IndicIFEval is an evaluation dataset to assess the instruction-following capability of LLMs in Indic languages with verifiable, rule-based constraints.
Currently it supports 14 Indic languages, in addition to English.
| Assamese (as) | Nepali (ne) |
| Bengali (bn) | Odia (or) |
| Gujarati (gu) | Punjabi (pa) |
| Hindi (hi) | Sanskrit (sa) |
| Kannada (kn) | Tamil (ta) |
| Malayalam (ml) | Telugu (te) |
| Marathi (mr) | Urdu (ur) |
This repository contains the complete codebase for the IndicIFEval benchmark from Data Creation to Benchmark Evaluation.
This includes the scripts for indicifeval-trans creation, the pipeline for indicifeval-ground creation, and the custom evaluation configurations required for evaluation with lm-evaluation-harness.
Clone the repository and install the required dependencies. Please refer to the individual README for detailed usage.
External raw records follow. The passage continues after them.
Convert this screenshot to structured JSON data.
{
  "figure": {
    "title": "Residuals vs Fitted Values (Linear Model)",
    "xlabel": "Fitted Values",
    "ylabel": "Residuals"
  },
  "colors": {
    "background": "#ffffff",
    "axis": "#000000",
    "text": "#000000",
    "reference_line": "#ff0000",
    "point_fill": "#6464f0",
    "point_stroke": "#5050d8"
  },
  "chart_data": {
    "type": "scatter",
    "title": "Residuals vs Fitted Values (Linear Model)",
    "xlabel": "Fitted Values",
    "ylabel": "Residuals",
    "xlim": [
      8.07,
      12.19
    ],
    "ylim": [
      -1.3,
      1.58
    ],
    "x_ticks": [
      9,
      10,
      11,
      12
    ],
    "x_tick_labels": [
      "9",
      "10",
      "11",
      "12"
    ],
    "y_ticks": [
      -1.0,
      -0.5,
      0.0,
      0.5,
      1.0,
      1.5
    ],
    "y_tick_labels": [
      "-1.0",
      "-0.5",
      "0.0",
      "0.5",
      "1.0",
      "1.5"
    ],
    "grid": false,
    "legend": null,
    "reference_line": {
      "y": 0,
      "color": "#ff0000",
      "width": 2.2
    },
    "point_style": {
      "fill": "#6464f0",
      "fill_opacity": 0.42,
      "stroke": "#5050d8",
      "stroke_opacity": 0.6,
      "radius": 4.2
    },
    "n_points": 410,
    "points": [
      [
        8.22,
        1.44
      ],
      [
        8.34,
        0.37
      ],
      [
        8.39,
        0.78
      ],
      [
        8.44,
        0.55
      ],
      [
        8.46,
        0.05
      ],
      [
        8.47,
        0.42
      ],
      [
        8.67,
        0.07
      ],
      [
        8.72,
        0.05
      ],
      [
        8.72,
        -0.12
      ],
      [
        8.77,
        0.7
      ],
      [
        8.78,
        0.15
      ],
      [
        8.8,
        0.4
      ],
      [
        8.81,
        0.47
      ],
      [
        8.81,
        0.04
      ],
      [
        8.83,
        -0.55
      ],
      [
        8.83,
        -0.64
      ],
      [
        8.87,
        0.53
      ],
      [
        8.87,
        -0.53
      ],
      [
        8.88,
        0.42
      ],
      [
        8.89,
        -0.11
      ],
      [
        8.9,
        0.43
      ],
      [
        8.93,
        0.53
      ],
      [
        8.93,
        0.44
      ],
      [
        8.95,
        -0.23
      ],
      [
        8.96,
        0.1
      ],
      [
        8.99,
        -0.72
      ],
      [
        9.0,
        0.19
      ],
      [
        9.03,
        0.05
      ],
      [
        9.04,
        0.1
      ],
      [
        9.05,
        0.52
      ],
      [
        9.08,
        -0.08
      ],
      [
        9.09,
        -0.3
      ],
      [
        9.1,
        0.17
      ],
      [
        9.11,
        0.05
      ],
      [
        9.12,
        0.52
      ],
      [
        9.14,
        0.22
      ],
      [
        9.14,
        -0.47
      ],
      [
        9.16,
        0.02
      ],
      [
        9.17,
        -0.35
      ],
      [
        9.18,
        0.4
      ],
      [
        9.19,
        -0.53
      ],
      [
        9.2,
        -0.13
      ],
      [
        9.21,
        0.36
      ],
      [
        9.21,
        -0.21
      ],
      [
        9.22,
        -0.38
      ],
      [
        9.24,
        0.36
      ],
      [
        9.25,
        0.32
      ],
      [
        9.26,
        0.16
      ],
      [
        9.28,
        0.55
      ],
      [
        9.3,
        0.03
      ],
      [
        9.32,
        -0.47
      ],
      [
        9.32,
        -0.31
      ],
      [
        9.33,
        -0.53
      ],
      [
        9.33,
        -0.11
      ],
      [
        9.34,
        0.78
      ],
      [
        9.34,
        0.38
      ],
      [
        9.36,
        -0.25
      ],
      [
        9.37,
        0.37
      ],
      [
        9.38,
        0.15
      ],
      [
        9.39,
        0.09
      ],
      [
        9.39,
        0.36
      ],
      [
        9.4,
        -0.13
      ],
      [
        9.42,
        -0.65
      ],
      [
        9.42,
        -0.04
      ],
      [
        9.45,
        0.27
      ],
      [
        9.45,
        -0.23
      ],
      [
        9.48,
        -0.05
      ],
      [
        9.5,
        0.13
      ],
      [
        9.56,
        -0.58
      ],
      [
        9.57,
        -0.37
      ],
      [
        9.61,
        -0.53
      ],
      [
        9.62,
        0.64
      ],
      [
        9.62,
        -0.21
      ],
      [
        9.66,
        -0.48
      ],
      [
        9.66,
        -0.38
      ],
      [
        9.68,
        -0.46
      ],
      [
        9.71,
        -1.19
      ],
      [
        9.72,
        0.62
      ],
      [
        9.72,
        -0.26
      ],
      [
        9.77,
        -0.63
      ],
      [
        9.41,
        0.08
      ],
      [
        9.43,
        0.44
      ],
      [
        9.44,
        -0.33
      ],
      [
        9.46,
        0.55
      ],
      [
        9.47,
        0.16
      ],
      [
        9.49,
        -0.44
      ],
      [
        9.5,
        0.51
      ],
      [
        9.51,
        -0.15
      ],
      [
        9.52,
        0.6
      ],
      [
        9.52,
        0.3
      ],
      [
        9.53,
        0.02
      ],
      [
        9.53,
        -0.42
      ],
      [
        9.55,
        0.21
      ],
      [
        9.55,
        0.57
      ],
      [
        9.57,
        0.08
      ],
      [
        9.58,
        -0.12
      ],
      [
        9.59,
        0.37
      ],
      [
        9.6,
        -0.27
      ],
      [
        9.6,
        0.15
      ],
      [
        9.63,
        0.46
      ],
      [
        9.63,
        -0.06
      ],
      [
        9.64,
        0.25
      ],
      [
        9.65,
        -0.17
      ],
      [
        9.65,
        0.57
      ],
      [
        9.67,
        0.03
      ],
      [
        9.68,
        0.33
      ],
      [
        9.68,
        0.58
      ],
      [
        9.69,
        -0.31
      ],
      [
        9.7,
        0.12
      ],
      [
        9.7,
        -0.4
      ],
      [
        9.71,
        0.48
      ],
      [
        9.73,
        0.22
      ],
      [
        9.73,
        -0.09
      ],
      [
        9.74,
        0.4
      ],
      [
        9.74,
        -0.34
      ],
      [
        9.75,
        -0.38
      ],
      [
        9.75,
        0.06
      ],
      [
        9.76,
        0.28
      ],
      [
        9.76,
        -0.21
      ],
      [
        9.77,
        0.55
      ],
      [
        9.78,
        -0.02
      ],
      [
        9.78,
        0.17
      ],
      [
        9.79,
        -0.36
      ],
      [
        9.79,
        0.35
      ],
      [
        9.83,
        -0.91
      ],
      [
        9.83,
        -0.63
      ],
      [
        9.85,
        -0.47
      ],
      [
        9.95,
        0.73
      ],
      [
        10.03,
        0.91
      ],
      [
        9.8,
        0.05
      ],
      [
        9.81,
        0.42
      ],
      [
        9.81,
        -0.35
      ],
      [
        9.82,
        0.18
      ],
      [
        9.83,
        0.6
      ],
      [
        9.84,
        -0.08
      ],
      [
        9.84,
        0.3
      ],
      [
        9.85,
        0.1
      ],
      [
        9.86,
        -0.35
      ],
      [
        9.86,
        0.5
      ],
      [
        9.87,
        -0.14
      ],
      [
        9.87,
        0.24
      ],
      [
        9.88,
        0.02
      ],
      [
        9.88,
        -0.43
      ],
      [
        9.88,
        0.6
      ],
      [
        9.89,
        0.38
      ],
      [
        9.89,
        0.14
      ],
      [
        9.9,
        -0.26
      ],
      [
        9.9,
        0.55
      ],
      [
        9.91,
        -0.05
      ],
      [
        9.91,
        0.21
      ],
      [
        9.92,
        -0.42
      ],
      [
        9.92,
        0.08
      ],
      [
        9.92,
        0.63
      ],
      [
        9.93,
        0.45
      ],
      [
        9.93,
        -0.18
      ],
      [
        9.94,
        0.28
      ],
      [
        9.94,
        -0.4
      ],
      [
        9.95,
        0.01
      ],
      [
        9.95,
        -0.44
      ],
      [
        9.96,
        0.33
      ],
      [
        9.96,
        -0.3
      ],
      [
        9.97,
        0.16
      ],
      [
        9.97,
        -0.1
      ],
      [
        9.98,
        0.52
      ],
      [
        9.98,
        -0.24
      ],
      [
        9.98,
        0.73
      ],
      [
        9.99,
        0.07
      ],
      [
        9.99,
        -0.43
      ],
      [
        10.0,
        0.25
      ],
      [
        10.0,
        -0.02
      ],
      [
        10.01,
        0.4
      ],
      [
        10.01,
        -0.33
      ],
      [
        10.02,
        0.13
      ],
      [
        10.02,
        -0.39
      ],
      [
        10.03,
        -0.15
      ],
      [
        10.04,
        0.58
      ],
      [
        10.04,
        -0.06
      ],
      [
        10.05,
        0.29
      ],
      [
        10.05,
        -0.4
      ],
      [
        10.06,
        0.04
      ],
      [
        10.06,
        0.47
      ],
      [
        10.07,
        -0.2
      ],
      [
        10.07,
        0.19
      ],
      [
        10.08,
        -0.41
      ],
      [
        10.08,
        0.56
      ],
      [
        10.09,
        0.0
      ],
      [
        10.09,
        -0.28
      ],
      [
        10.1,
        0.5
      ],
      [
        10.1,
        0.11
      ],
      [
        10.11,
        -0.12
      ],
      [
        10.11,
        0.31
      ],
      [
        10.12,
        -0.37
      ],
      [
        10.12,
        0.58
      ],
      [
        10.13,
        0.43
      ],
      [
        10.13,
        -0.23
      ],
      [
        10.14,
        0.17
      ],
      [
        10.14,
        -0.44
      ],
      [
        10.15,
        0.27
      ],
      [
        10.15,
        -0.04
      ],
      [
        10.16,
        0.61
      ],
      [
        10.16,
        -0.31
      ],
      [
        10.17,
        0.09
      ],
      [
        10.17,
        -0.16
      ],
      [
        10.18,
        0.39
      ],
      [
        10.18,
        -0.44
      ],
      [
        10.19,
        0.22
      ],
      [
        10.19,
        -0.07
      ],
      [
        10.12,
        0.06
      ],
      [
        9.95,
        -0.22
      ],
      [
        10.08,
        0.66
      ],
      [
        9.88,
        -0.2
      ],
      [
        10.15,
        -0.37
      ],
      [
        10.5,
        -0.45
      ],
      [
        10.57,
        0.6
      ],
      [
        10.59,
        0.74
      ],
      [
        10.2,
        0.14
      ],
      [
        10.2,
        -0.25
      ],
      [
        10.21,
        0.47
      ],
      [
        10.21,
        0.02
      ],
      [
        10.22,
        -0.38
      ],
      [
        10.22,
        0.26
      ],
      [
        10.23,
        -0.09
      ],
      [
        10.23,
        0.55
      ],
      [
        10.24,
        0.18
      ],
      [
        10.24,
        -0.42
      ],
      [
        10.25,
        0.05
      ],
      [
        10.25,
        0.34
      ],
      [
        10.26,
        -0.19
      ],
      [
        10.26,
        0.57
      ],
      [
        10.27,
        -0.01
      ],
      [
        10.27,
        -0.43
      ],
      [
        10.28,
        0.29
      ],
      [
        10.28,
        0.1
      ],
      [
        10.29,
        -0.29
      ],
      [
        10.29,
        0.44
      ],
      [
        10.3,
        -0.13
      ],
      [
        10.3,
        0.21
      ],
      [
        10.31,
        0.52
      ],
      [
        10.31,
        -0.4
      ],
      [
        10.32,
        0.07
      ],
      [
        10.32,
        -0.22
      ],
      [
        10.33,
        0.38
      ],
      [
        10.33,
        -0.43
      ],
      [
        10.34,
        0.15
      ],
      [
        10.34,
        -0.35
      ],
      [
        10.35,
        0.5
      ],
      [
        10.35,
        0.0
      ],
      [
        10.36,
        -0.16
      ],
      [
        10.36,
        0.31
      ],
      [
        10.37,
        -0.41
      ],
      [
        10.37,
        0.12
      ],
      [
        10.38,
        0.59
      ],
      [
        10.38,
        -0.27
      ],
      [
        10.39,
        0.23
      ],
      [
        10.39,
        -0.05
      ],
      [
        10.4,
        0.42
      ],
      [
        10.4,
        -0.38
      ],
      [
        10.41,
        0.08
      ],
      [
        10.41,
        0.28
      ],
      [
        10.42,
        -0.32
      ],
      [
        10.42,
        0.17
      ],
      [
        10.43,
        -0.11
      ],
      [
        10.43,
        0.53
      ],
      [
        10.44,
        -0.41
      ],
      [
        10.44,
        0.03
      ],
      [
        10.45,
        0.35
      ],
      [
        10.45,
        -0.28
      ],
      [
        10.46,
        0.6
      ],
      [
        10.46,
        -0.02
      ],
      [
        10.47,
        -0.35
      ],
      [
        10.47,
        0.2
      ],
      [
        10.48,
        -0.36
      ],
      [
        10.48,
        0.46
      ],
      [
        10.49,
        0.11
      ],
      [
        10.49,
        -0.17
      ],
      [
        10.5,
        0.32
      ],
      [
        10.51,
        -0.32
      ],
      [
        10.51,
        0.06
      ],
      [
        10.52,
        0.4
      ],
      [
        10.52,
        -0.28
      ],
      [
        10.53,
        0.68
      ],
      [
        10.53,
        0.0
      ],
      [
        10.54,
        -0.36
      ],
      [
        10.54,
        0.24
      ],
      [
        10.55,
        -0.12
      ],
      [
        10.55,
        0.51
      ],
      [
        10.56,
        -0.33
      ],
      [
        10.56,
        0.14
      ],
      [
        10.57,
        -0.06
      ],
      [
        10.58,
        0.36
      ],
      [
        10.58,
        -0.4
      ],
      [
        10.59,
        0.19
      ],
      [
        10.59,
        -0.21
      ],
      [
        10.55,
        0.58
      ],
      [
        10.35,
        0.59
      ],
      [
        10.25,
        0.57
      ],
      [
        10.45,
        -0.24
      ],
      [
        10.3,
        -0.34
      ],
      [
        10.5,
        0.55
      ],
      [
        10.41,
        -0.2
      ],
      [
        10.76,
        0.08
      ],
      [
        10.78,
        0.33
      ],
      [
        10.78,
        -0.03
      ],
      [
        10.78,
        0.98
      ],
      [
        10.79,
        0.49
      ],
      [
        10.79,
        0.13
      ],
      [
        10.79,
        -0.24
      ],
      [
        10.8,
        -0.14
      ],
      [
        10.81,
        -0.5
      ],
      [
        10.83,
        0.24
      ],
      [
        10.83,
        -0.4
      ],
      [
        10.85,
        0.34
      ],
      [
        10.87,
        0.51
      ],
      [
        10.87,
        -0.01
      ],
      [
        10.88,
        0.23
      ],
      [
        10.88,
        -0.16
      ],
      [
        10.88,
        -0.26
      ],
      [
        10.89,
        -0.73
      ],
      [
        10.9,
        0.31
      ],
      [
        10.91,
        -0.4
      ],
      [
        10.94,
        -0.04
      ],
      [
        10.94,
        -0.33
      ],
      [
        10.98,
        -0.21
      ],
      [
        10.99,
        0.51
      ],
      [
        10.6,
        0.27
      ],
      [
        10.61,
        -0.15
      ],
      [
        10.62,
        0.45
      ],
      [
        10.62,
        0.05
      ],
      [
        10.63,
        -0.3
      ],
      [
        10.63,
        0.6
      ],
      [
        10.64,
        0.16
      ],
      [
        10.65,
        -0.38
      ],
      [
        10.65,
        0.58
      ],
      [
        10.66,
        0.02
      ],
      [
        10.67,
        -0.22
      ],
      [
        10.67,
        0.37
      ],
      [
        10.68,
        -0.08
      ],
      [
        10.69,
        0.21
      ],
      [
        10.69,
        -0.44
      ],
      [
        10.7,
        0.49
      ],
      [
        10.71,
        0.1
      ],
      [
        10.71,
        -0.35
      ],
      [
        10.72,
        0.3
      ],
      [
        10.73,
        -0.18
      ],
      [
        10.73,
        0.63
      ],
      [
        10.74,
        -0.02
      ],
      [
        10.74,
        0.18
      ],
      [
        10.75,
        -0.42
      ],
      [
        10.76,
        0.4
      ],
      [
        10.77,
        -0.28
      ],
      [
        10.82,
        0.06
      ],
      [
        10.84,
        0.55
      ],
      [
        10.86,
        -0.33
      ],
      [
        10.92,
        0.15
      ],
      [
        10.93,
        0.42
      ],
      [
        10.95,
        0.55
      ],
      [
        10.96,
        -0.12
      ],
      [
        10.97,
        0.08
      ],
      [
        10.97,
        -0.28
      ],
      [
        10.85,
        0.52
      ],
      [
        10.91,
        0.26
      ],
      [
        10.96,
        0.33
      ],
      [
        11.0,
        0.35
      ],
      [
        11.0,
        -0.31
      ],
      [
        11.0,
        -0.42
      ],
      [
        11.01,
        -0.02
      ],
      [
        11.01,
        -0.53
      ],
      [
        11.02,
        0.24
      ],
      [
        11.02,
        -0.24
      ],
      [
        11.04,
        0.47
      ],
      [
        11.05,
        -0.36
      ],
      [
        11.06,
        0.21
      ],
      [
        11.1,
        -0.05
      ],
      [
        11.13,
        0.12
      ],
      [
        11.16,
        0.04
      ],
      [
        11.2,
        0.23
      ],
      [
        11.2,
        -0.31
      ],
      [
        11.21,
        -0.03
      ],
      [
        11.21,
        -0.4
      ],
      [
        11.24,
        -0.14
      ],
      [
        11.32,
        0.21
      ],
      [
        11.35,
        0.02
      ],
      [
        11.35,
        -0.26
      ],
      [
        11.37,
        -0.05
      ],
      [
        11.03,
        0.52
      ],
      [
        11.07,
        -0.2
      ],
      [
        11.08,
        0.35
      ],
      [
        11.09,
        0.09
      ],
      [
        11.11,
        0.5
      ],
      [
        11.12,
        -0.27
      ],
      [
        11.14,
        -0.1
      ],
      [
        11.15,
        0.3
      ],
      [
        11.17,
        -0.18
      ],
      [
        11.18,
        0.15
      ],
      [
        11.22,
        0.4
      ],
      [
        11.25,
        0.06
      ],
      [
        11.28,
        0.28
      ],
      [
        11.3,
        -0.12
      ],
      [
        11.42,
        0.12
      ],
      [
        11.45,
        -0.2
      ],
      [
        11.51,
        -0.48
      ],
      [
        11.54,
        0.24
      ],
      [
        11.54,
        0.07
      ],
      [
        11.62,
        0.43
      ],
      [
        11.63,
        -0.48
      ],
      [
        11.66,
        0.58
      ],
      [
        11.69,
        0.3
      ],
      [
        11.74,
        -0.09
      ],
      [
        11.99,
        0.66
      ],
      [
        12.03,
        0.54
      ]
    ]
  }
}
The indicifeval-trans directory contains scripts to translate the English IFEval dataset into 14 Indic languages. Navigate to this directory and execute the main translation script to generate the localized prompts.
The indicifeval-ground directory houses the pipeline for synthetically generating instructions from native Indic content.
We use the Language Model Evaluation Harness for benchmarking. The lm-evaluation-harness directory contains the custom configurations required for our tasks. You must run the evaluation script specifying the model and the specific task configuration.
If you use IndicIFEval in your work, please cite us:
@article{jayakumar2026indicifeval,
title={IndicIFEval: A Benchmark for Verifiable Instruction-Following Evaluation in 14 Indic Languages},
author={Thanmay Jayakumar and Mohammed Safi Ur Rahman Khan and Raj Dabre and Ratish Puduppully and Anoop Kunchukuttan},
year={2026},
eprint={2602.22125},
archivePrefix={arXiv},
primaryClass={cs.CL},
url={https://arxiv.org/abs/2602.22125},
}This dataset is released under the CC BY 4.0.